Kanuna göre bir kişiden 48 haber alınamıyorsa, "ölüm" üzerinden gerekli işlemler yürütülür. Ancak Gülistan'ın kaybedilmesine ilişkin ne yürütülen soruşturma ne de açılan dosya ölüm üzerinden olmadı. Bu nedenle Gülistan'ın zorla bindirildiği araçtan yeterli DNA örnekleri alınmadı, baş şüpheli Abarakov'un ifadesi ayak üstü alındığı gibi, evindeki arama da gelişi güzel yapıldı. Soruşturma sürecinde Abarakov'un telefonları dinlendi ancak soruşturmayı aydınlatacak çözümler yapılmadı. Örneğin, Abarakov'un "mama" isimli biriyle yaptığı telefon görüşmesinde dosyanın içeriğine hakim olduğunu, telefonu kapatıp kaçacağını belirtmesine rağmen polis, "mama, annesidir çözümünü yapamayız" dedi.

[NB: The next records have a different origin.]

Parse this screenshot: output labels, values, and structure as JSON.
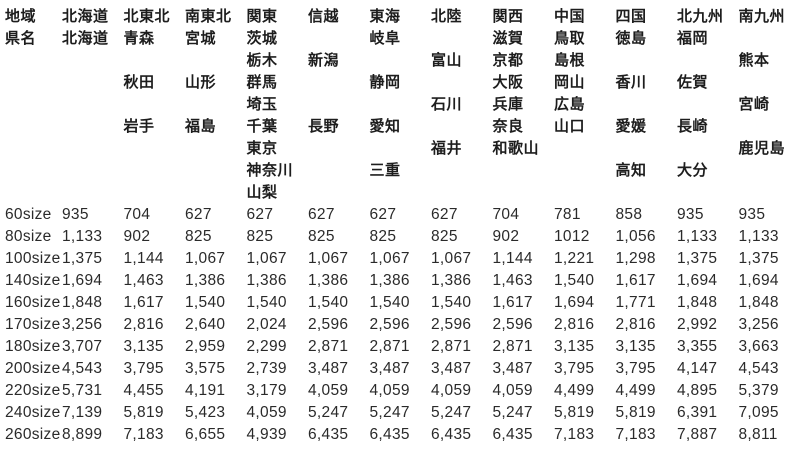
{
  "colors": {
    "background": "#ffffff",
    "header_text": "#1d1d1d",
    "number_text": "#2a2a2a"
  },
  "table": {
    "region_header_label": "地域",
    "pref_header_label": "県名",
    "columns": [
      {
        "region": "北海道",
        "prefs": [
          "北海道",
          "",
          "",
          "",
          "",
          "",
          "",
          ""
        ]
      },
      {
        "region": "北東北",
        "prefs": [
          "青森",
          "",
          "秋田",
          "",
          "岩手",
          "",
          "",
          ""
        ]
      },
      {
        "region": "南東北",
        "prefs": [
          "宮城",
          "",
          "山形",
          "",
          "福島",
          "",
          "",
          ""
        ]
      },
      {
        "region": "関東",
        "prefs": [
          "茨城",
          "栃木",
          "群馬",
          "埼玉",
          "千葉",
          "東京",
          "神奈川",
          "山梨"
        ]
      },
      {
        "region": "信越",
        "prefs": [
          "",
          "新潟",
          "",
          "",
          "長野",
          "",
          "",
          ""
        ]
      },
      {
        "region": "東海",
        "prefs": [
          "岐阜",
          "",
          "静岡",
          "",
          "愛知",
          "",
          "三重",
          ""
        ]
      },
      {
        "region": "北陸",
        "prefs": [
          "",
          "富山",
          "",
          "石川",
          "",
          "福井",
          "",
          ""
        ]
      },
      {
        "region": "関西",
        "prefs": [
          "滋賀",
          "京都",
          "大阪",
          "兵庫",
          "奈良",
          "和歌山",
          "",
          ""
        ]
      },
      {
        "region": "中国",
        "prefs": [
          "鳥取",
          "島根",
          "岡山",
          "広島",
          "山口",
          "",
          "",
          ""
        ]
      },
      {
        "region": "四国",
        "prefs": [
          "徳島",
          "",
          "香川",
          "",
          "愛媛",
          "",
          "高知",
          ""
        ]
      },
      {
        "region": "北九州",
        "prefs": [
          "福岡",
          "",
          "佐賀",
          "",
          "長崎",
          "",
          "大分",
          ""
        ]
      },
      {
        "region": "南九州",
        "prefs": [
          "",
          "熊本",
          "",
          "宮崎",
          "",
          "鹿児島",
          "",
          ""
        ]
      }
    ],
    "rows": [
      {
        "size": "60size",
        "values": [
          "935",
          "704",
          "627",
          "627",
          "627",
          "627",
          "627",
          "704",
          "781",
          "858",
          "935",
          "935"
        ]
      },
      {
        "size": "80size",
        "values": [
          "1,133",
          "902",
          "825",
          "825",
          "825",
          "825",
          "825",
          "902",
          "1012",
          "1,056",
          "1,133",
          "1,133"
        ]
      },
      {
        "size": "100size",
        "values": [
          "1,375",
          "1,144",
          "1,067",
          "1,067",
          "1,067",
          "1,067",
          "1,067",
          "1,144",
          "1,221",
          "1,298",
          "1,375",
          "1,375"
        ]
      },
      {
        "size": "140size",
        "values": [
          "1,694",
          "1,463",
          "1,386",
          "1,386",
          "1,386",
          "1,386",
          "1,386",
          "1,463",
          "1,540",
          "1,617",
          "1,694",
          "1,694"
        ]
      },
      {
        "size": "160size",
        "values": [
          "1,848",
          "1,617",
          "1,540",
          "1,540",
          "1,540",
          "1,540",
          "1,540",
          "1,617",
          "1,694",
          "1,771",
          "1,848",
          "1,848"
        ]
      },
      {
        "size": "170size",
        "values": [
          "3,256",
          "2,816",
          "2,640",
          "2,024",
          "2,596",
          "2,596",
          "2,596",
          "2,596",
          "2,816",
          "2,816",
          "2,992",
          "3,256"
        ]
      },
      {
        "size": "180size",
        "values": [
          "3,707",
          "3,135",
          "2,959",
          "2,299",
          "2,871",
          "2,871",
          "2,871",
          "2,871",
          "3,135",
          "3,135",
          "3,355",
          "3,663"
        ]
      },
      {
        "size": "200size",
        "values": [
          "4,543",
          "3,795",
          "3,575",
          "2,739",
          "3,487",
          "3,487",
          "3,487",
          "3,487",
          "3,795",
          "3,795",
          "4,147",
          "4,543"
        ]
      },
      {
        "size": "220size",
        "values": [
          "5,731",
          "4,455",
          "4,191",
          "3,179",
          "4,059",
          "4,059",
          "4,059",
          "4,059",
          "4,499",
          "4,499",
          "4,895",
          "5,379"
        ]
      },
      {
        "size": "240size",
        "values": [
          "7,139",
          "5,819",
          "5,423",
          "4,059",
          "5,247",
          "5,247",
          "5,247",
          "5,247",
          "5,819",
          "5,819",
          "6,391",
          "7,095"
        ]
      },
      {
        "size": "260size",
        "values": [
          "8,899",
          "7,183",
          "6,655",
          "4,939",
          "6,435",
          "6,435",
          "6,435",
          "6,435",
          "7,183",
          "7,183",
          "7,887",
          "8,811"
        ]
      }
    ]
  }
}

Abarakov'u korumak için yalan beyanlar veren üvey babası Engin Yücel de bu süreçte dosyaya ait gizli bilgileri basınla paylaştı, "iftira atılıyor" algısı yaratmaya çalıştı. Kamuoyunun tepkisi ve baskısı sonucu Yücel polislik görevinden alındı. Fakat bu süreçte delilleri karartmak için evden taşındı. Buna engel olmaya çalışan Aygül Doku hakkında, yaşanan arbedede Yücel'in elektrik süpürgesini kırdığı için dava açıldı.
Abarakov, "Kişiyi hürriyetinden yoksun kılma" suçuyla yargılandığı dava kapsamında, 15 günde bir imza atma şartı ve yurt dışına çıkış yasağı verilerek serbest bırakıldı. Ekim ayında Gülistan'ın avukatı Ali Çimen'in aktarımına göre Abarakov hiç imza atmadı, Alanya Emniyeti "adresini bulamadığı" ve "telefonlarına ulaşamadığı" için tebliğ yapamadı!
Kızlarının akıbetini sormak için gerek oturma eylemi gerekse açıklama yapan Doku ailesine defalarca polis saldırdı. Adalet Bakanlığı önünde Şubat 2022'de bir muhatap bulmak için eylem yapmak isteyen aile polis tarafından darp edildi. Son olarak Dersim'de adliye önünde Adalet Nöbeti tutan ailenin feryatları duyulmadı, görülmedi...
Gülistan Kürdistan'da yürütülen kirli ve özel savaş politikalarından cesaret alan bir erkek tarafından kaybedildi/katledildi, O'nu arayanlara açıkçası "akıbetini sormayın" dendi, yetkililer aileyi oyaladı, yargı faili korudu. Üç yıldır yaşanan hukuksuzluğu da haksızlığı da anne Bedriye Doku'nun şu sözleri özetliyor: "Ben artık insanlardan adalet aramaktan umudumu kestim."